What advice can you offer to someone who is interested in a career in your industry?
The best advice I can offer to someone looking for a career in construction management is to be able to deal well with uncertainty. If you’re looking for repetitive tasks and a slow-paced job, construction management isn’t for you. What makes construction so unique is that no two days are ever alike. There are constantly new problems, new challenges, and a dynamic work environment that requires decision making and problem solving. The pressure to get things done as soon as possible is always there and being able to manage stress and daily activities are at a premium.
If you have a mentor, who is it and how have they influenced your personal & professional growth?
I was hired in May 2011, green as can be straight out of college. I worked for a firm during the summers while in college but had no major construction management experience. Walter Beal, an executive here at CNY, gave me a chance and has been my mentor ever since. I will always be grateful for the opportunities he gave me and the responsibilities that he entrusted me with.

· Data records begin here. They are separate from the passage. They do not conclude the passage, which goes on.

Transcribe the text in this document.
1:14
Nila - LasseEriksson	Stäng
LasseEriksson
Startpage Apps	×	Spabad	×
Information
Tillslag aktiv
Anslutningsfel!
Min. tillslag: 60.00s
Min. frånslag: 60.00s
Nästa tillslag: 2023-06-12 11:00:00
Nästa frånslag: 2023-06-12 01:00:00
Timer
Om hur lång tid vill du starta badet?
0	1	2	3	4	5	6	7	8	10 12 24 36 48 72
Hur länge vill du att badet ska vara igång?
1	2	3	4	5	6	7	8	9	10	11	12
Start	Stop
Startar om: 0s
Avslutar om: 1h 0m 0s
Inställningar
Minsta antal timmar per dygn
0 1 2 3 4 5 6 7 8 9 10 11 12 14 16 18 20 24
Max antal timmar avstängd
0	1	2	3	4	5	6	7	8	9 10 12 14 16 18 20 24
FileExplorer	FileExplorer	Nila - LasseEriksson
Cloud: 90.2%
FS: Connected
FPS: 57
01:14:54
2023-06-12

One of the toughest parts of being a great leader and manager is to have faith in people and give them a chance to make mistakes and learn from them. He did that for me.
How have your life experiences impacted who you are professionally?
My family immigrated to New York in 1997 from Minsk, Belarus. My parents couldn’t put two sentences together in English and despite being well educated, they had to hold menial jobs such as delivering bread to bakeries and washing dishes at restaurants. It was heartbreaking to see my father, who was an engineer and a successful businessman, start from scratch. That type of work ethic—perseverance and sacrifice--resonated with me deeply. It drove me to be diligent and take work/school seriously. It drove me to fear failure and never to lose sight of what they did for me.